After two weeks of adaptation to our facilities, 20 rabbits were randomly assigned into two groups – antigen-induced arthritis (AIA) and control. Arthritis was induced according to a previously described protocol66. Briefly, animals were given two intradermal injections of 1 ml ovalbumin (OVA) (4 mg/ml; Sigma-Aldrich, St. Louis, MO, USA) in Freund’s complete adjuvant (Difco, Detroit, MI, USA). Five days after the second injection, 1 ml of OVA (5 mg/ml in 0.9% NaCl) was injected intra-articularly into the knee joints on a weekly basis over the following four weeks. One AIA animal died of unknown cause and the remaining rabbits completed the study (n = 11). Control rabbits underwent no experimental intervention (n = 8).

Tissue collection

At the end of the study, rabbits were bled from their marginal ear vein, and then euthanized with an overdose of intra-cardiac sodium thiopental (50 mg/kg; Tiobarbital, Braun Medical SA, Barcelona, Spain). The left lower limb was shaved and an anterior skin incision was made from patella to mid-paw to dissect tibialis anterior (TA) and extensor digitorum longus (EDL). Proximal gastrocnemius and synovia from both limbs were also collected in six animals from each group for gene and protein expression studies, snap frozen in liquid nitrogen and stored at −80 °C.

Post-dissection, TA was immediately transferred to a cell plate for anterior and posterior photographs. A 1mm segment of the TA mid-belly, defined as the widest identifiable region, was sectioned, dehydrated in talc powder and placed cross-sectionally in a template of Optimal Cutting Temperature compound (OCT; Fisher Scientific, USA). Each OCT embedded cross-section was then set in liquid nitrogen before storage at −80 °C for sectioning, staining and measurement. The distal portion of the remaining TA was fixed in formaldehyde 4% and then paraffin embedded for detection of RAM11, Pax7 and MyoD immunoreactivity.

EDL muscles were transferred to 0.2% collagenase type I (Sigma-Aldrich, St Louis, Mo, USA) in Dulbecco’s modified eagle’s medium (DMEM, Lonza, Basel, Switzerland), 4.5 g/L glucose, 1% L-glutamine with 110 mg/ml sodium pyruvate, and incubated at 37 °C for 1 hour. Under a stereoscopic microscope, EDL muscle was flushed in warm medium until fibers were released, as previously described67.

Serum biochemical markers

Ten milliliters of blood were used for serum extraction. Specific enzyme-linked immunosorbent assay kits were used to measure CRP (Abcam, ab157726, Cambridge, UK) and myostatin (Cloud Clone Corp., CEB653, Houston, TX, USA).

Histological studies

Frozen TA muscles were sectioned at −30 °C in consecutive 5 μm slices with a Leica CM1850 cryostat (Leica Co., Germany). Two consecutive sections were oriented in the same plane then attached to a single microscope slide (Superfrost PLUS; Thermo Scientific, USA).
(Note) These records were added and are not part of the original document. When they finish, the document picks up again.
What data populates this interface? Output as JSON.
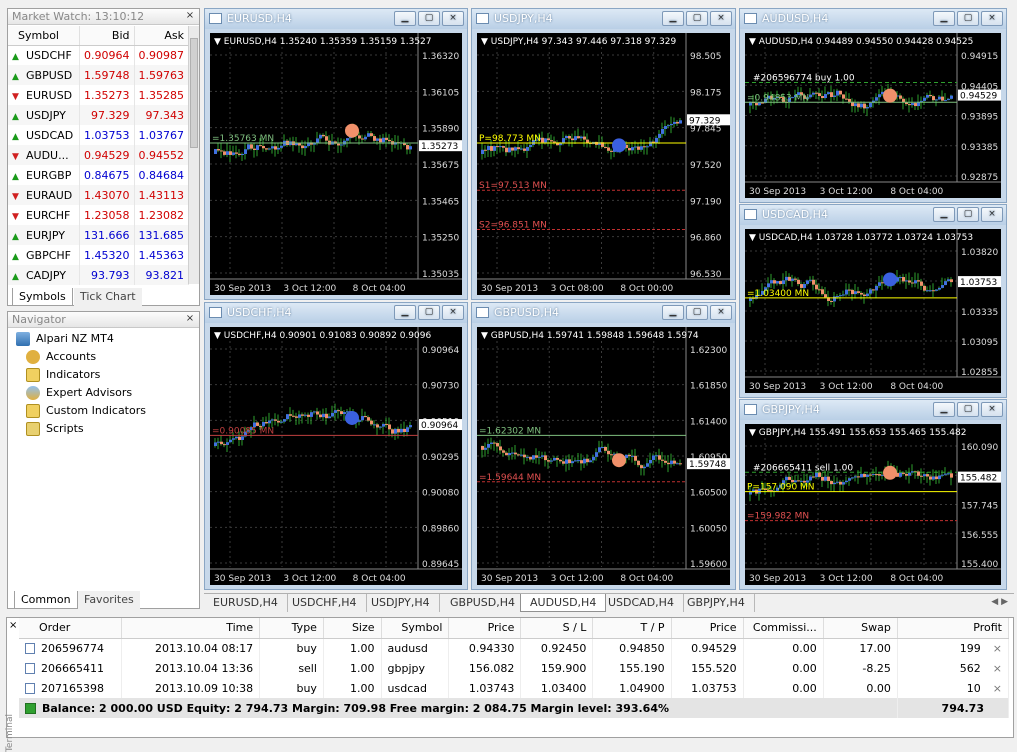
{
  "market_watch": {
    "title": "Market Watch: 13:10:12",
    "columns": [
      "Symbol",
      "Bid",
      "Ask"
    ],
    "rows": [
      {
        "dir": "up",
        "symbol": "USDCHF",
        "bid": "0.90964",
        "ask": "0.90987",
        "color": "red"
      },
      {
        "dir": "up",
        "symbol": "GBPUSD",
        "bid": "1.59748",
        "ask": "1.59763",
        "color": "red"
      },
      {
        "dir": "dn",
        "symbol": "EURUSD",
        "bid": "1.35273",
        "ask": "1.35285",
        "color": "red"
      },
      {
        "dir": "up",
        "symbol": "USDJPY",
        "bid": "97.329",
        "ask": "97.343",
        "color": "red"
      },
      {
        "dir": "up",
        "symbol": "USDCAD",
        "bid": "1.03753",
        "ask": "1.03767",
        "color": "blue"
      },
      {
        "dir": "dn",
        "symbol": "AUDU...",
        "bid": "0.94529",
        "ask": "0.94552",
        "color": "red"
      },
      {
        "dir": "up",
        "symbol": "EURGBP",
        "bid": "0.84675",
        "ask": "0.84684",
        "color": "blue"
      },
      {
        "dir": "dn",
        "symbol": "EURAUD",
        "bid": "1.43070",
        "ask": "1.43113",
        "color": "red"
      },
      {
        "dir": "dn",
        "symbol": "EURCHF",
        "bid": "1.23058",
        "ask": "1.23082",
        "color": "red"
      },
      {
        "dir": "up",
        "symbol": "EURJPY",
        "bid": "131.666",
        "ask": "131.685",
        "color": "blue"
      },
      {
        "dir": "up",
        "symbol": "GBPCHF",
        "bid": "1.45320",
        "ask": "1.45363",
        "color": "blue"
      },
      {
        "dir": "up",
        "symbol": "CADJPY",
        "bid": "93.793",
        "ask": "93.821",
        "color": "blue"
      }
    ],
    "tabs": [
      "Symbols",
      "Tick Chart"
    ]
  },
  "navigator": {
    "title": "Navigator",
    "items": [
      "Alpari NZ MT4",
      "Accounts",
      "Indicators",
      "Expert Advisors",
      "Custom Indicators",
      "Scripts"
    ],
    "tabs": [
      "Common",
      "Favorites"
    ]
  },
  "close_glyph": "×",
  "charts": [
    {
      "win_title": "EURUSD,H4",
      "header": "EURUSD,H4  1.35240 1.35359 1.35159 1.3527",
      "prices": [
        "1.36320",
        "1.36105",
        "1.35890",
        "1.35675",
        "1.35465",
        "1.35250",
        "1.35035"
      ],
      "dates": [
        "30 Sep 2013",
        "3 Oct 12:00",
        "8 Oct 04:00"
      ],
      "current": "1.35273",
      "line_label": "=1.35763 MN",
      "line_color": "#7fbf7f"
    },
    {
      "win_title": "USDJPY,H4",
      "header": "USDJPY,H4  97.343 97.446 97.318 97.329",
      "prices": [
        "98.505",
        "98.175",
        "97.845",
        "97.520",
        "97.190",
        "96.860",
        "96.530"
      ],
      "dates": [
        "30 Sep 2013",
        "3 Oct 08:00",
        "8 Oct 00:00"
      ],
      "current": "97.329",
      "line_label": "P=98.773 MN",
      "line_color": "#ffff00",
      "extra_labels": [
        "S1=97.513 MN",
        "S2=96.851 MN"
      ]
    },
    {
      "win_title": "AUDUSD,H4",
      "header": "AUDUSD,H4  0.94489 0.94550 0.94428 0.94525",
      "prices": [
        "0.94915",
        "0.94405",
        "0.93895",
        "0.93385",
        "0.92875"
      ],
      "dates": [
        "30 Sep 2013",
        "3 Oct 12:00",
        "8 Oct 04:00"
      ],
      "current": "0.94529",
      "line_label": "=0.94853 MN",
      "line_color": "#7fbf7f",
      "order_label": "#206596774 buy 1.00"
    },
    {
      "win_title": "USDCHF,H4",
      "header": "USDCHF,H4  0.90901 0.91083 0.90892 0.9096",
      "prices": [
        "0.90964",
        "0.90730",
        "0.90510",
        "0.90295",
        "0.90080",
        "0.89860",
        "0.89645"
      ],
      "dates": [
        "30 Sep 2013",
        "3 Oct 12:00",
        "8 Oct 04:00"
      ],
      "current": "0.90964",
      "line_label": "=0.90085 MN",
      "line_color": "#c04040"
    },
    {
      "win_title": "GBPUSD,H4",
      "header": "GBPUSD,H4  1.59741 1.59848 1.59648 1.5974",
      "prices": [
        "1.62300",
        "1.61850",
        "1.61400",
        "1.60950",
        "1.60500",
        "1.60050",
        "1.59600"
      ],
      "dates": [
        "30 Sep 2013",
        "3 Oct 12:00",
        "8 Oct 04:00"
      ],
      "current": "1.59748",
      "line_label": "=1.62302 MN",
      "line_color": "#7fbf7f",
      "extra_labels": [
        "=1.59644 MN"
      ]
    },
    {
      "win_title": "USDCAD,H4",
      "header": "USDCAD,H4  1.03728 1.03772 1.03724 1.03753",
      "prices": [
        "1.03820",
        "1.03580",
        "1.03335",
        "1.03095",
        "1.02855"
      ],
      "dates": [
        "30 Sep 2013",
        "3 Oct 12:00",
        "8 Oct 04:00"
      ],
      "current": "1.03753",
      "line_label": "=1.03400 MN",
      "line_color": "#ffff00"
    },
    {
      "win_title": "GBPJPY,H4",
      "header": "GBPJPY,H4  155.491 155.653 155.465 155.482",
      "prices": [
        "160.090",
        "158.900",
        "157.745",
        "156.555",
        "155.400"
      ],
      "dates": [
        "30 Sep 2013",
        "3 Oct 12:00",
        "8 Oct 04:00"
      ],
      "current": "155.482",
      "line_label": "P=157.090 MN",
      "line_color": "#ffff00",
      "order_label": "#206665411 sell 1.00",
      "extra_labels": [
        "=159.982 MN"
      ]
    }
  ],
  "bottom_tabs": [
    "EURUSD,H4",
    "USDCHF,H4",
    "USDJPY,H4",
    "GBPUSD,H4",
    "AUDUSD,H4",
    "USDCAD,H4",
    "GBPJPY,H4"
  ],
  "active_tab": "AUDUSD,H4",
  "terminal": {
    "side_label": "Terminal",
    "columns": [
      "Order",
      "Time",
      "Type",
      "Size",
      "Symbol",
      "Price",
      "S / L",
      "T / P",
      "Price",
      "Commissi...",
      "Swap",
      "Profit"
    ],
    "rows": [
      [
        "206596774",
        "2013.10.04 08:17",
        "buy",
        "1.00",
        "audusd",
        "0.94330",
        "0.92450",
        "0.94850",
        "0.94529",
        "0.00",
        "17.00",
        "199"
      ],
      [
        "206665411",
        "2013.10.04 13:36",
        "sell",
        "1.00",
        "gbpjpy",
        "156.082",
        "159.900",
        "155.190",
        "155.520",
        "0.00",
        "-8.25",
        "562"
      ],
      [
        "207165398",
        "2013.10.09 10:38",
        "buy",
        "1.00",
        "usdcad",
        "1.03743",
        "1.03400",
        "1.04900",
        "1.03753",
        "0.00",
        "0.00",
        "10"
      ]
    ],
    "balance_text": "Balance: 2 000.00 USD  Equity: 2 794.73  Margin: 709.98  Free margin: 2 084.75  Margin level: 393.64%",
    "balance_profit": "794.73"
  }
}
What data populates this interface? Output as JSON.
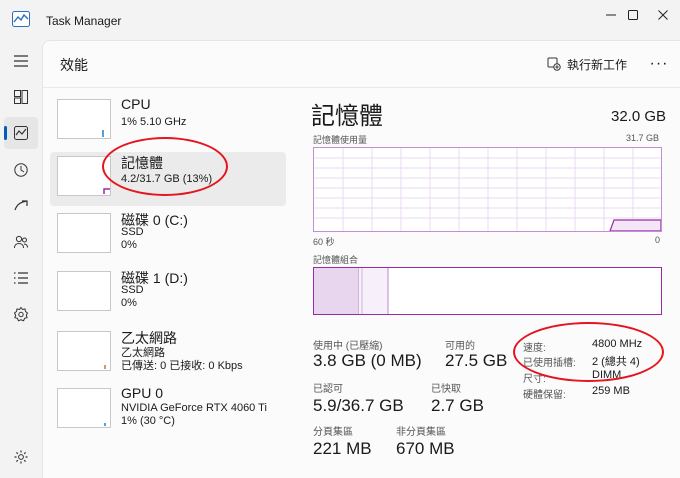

Hematoxylin and eosin stained TA cross-sections were photographed using an automated iScan Coreo slide scanner (Ventana Medical Systems, USA) with a maximum objective of 20x. The cross-sectional diameter (CSD) and cross-sectional area (CSA) were measured using the Image Viewer software package (Ventana Medical Systems, USA). CSD was measured using the Feret’s diameter, defined as the maximum diameter across the lesser aspect of the section. Parallel horizontal lines at the top and bottom of the image ensured consistent perpendicular measurements. CSA was calculated automatically after tracing the outline of the cross-section. All measurements were taken manually by two observers blinded to each group.

ATPase staining was performed in TA cross-sections. Briefly, cross-sections were incubated 45 minutes in 0.1 M glycine/NaCl buffer adjusted to pH 9,4 with 0,75 M CaCl2 and 5 mg ATP (Sigma-Aldrich, St Louis, Mo, USA), rinsed in distilled water and afterwards incubated in 2% cobalt chloride, then immersed in dilute (1/10) ammonium chloride to develop type 1 (white) and type 2 fiber (black) delineation, and finally dehydrated in ascending alcohol series and mounted with di-n-butylphthalate in xylene (DPX, mounting medium, VWR International Ltd., Lutterworth, UK).

Immunohistochemistry

Paraffin embedded TA was sectioned at a width of 2 microns. Macrophages were visualized using mouse monoclonal RAM11 primary antibody (36.2 mg/L at a 1/100 dilution; Dako, M0633, Golstrup, Denmark), satellite cells were immunoreactive to Pax 7 (28 μg/ml; Developmental Studies Hybridoma Bank, AB 528428, Iowa City, IA, USA) and MyoD (13.5 μg/ml; Dako, M3512, Carpinteria, CA, USA). 10 mM citrate buffer was used for antigen retrieval (pH 6, 30 minutes at 85 °C). Primary antibodies were detected with sheep anti-mouse (Amersham, RPN1001, Arlington Heights, IL, USA) and anti-goat (Merck Millipore, AB324P, Darmstadt, Germany) IgG secondary antibodies at 1/100 and 1/250 dilution and visualized with a horseradish peroxidase/ABC complex using 3,3 diaminobenzidine tetra-hydrochloride as the chromogen (Dako, K3468, Golstrup, Denmark). Sections were counterstained with hematoxylin and mounted with DPX medium. Photographs were obtained using a Leica DMD108 digital micro-imaging instrument (Leica, Microsystems, Inc. Buffalo Grove, IL, USA) at 10x and 40x magnification.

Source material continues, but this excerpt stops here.